İhracatçılarımızın rekabetçiliğini etkilemesi beklenen Avrupa Birliği Sınırda Karbon Düzenleme Mekanizması (SKDM) tartışmalarıyla birlikte Avrupa Birliği Emisyon Ticaret Sistemi (ETS) de gündemde. Dünyada halen yürürlükte olan 28 ETS mevcut ve 8 ETS’nin de önümüzdeki yürürlüğe girmesi bekleniyor. Geçtiğimiz yıl ETS mekanizması ile 63 milyar dolarlık bir gelir elde edildi. Sadece ABD’nin ETS sisteminden kazancı 41 milyar dolar düzeyinde ve bu AB’li şirketlerin yeşil dönüşümünün finansmanı için kullanılıyor. Ülkemizde de önümüzdeki yıl kendi ETS’mizin aktif hale gelmesi bekleniyor. Zira SKDM yürürlüğe girdiğinde sertifika ücretlerinin, AB ETS tahsisatı kapanış fiyatlarının haftalık ortalamasına göre belirlenmesi öngörülmekte. Bu sebeple, AB ile uyumlu ulusal ETS’nin kurulmasının, karbon ücretinin AB’de tahsil edilecek bedelden mahsuplaştırılmasının, elde edilen gelirin de ülke içinde sanayinin dönüşümü ile azaltım ve uyum çabaları için kullanılmasının önemi aşikâr.

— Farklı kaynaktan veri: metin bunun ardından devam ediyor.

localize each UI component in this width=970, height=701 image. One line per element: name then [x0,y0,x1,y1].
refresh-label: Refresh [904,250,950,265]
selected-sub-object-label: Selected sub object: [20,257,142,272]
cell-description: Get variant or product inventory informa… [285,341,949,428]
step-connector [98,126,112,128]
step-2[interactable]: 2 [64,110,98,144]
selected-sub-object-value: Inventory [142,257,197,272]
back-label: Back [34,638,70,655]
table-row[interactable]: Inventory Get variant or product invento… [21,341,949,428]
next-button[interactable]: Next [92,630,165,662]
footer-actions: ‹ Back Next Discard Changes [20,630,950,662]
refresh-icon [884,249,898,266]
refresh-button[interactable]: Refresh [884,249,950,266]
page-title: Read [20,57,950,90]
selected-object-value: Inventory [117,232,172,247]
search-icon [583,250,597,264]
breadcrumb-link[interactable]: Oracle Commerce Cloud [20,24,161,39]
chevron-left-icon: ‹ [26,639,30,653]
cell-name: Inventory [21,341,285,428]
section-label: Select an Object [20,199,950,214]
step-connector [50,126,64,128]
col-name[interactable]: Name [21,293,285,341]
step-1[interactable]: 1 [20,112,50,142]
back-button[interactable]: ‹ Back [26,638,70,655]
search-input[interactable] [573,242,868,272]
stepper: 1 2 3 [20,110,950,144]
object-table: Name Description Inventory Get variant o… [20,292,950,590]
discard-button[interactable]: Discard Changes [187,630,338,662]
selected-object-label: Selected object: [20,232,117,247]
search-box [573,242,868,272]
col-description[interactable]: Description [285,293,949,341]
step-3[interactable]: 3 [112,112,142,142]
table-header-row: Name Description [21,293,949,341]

Global alüminyum sektöründe en büyük alüminyum üretici ve tüketicisi olması hasebiyle Çin’in önemli bir rolü var. Çin’in hızlı sanayileşmesi, kentleşmesi altyapı yatırımları alüminyumda ciddi bir talep getirdi. Ülkenin devam eden büyümesi ve orta gelirli sınıfın yükseliyor olması, inşaat, ulaştırma ve tüketim malları sektörlerinde alüminyum talebini devam ettirecek faktörler. Çin aynı zamanda dünyanın en büyük alüminyum ihracatçısı. 2022 yılında sektörde 42 milyar dolarlık bir ihracat gerçekleştirdi. Çin’i Almanya, Kanada ve ABD takip ediyor. Küresel karbon salımının yüzde 26’sını da Çin kaynaklı emisyonlar teşkil ediyor. Bu oran AB için yüzde 7 seviyesinde. Dolayısıyla Çin’in sektördeki rekabetçiliği karbon emisyonlarını düşürmesine bağlı. Özellikle izabe tesislerinde kullandığı enerji türünü-ki bu genellikle kömür- değiştirmesi ve yeşil enerji dönüşümünü sağlaması gerekli. Zira izabe işlemi alüminyum kaynaklı karbon emisyonlarının yüzde 77’sini oluşturuyor. Sektörün oluşturduğu tüm emisyonların ise yüzde 64’ü enerji kaynaklı.

Türkiye’de Alüminyum sektörünün ihracatı 2022 yılında 2021 yılına göre yüzde 25,24 artışla 6,32 milyar USD seviyesinde gerçekleşti. Ocak – Nisan 2023 döneminde ise sektör ihracatımız 2022 yılındaki aynı döneme göre yüzde 29,70 azalarak 1,68 milyar USD oldu. Nisan ayında alüminyum fiyatları bir önceki aya göre yüzde 2 yükseldi. Fiyatlar yıllık bazda incelendiğinde ise bir önceki yıla göre yüzde 27,8 oranında daha düşük olduğu görülüyor. Sanayinin bu önemli sektörünün hedeflerine ulaşması ve rekabetçiliğini sürdürebilmesi için yeşil dönüşümle alakalı stratejisini bir an evvel oluşturması elzem. Dünyada alüminyum talebi önümüzdeki dönemde gittikçe artacak. Zira kullanım alanlarının genişliği, vasfını kaybetmeden sürekli dönüştürülebilir olması, gelişmekte olan ekonomilerde büyüme; gelişmiş ekonomilerde ise yenileme ve dönüşüm için bu metali gerekli kılıyor. Bu gereksinimin bir kısmını birincil alüminyum üretimi, bir kısmını da hurdadan üretim karşılayacak. Önümüzdeki dönemde geri dönüşüm ile ilgili çalışmalar ve hurda alüminyum tedariki sektör için daha da önemli hale gelecek.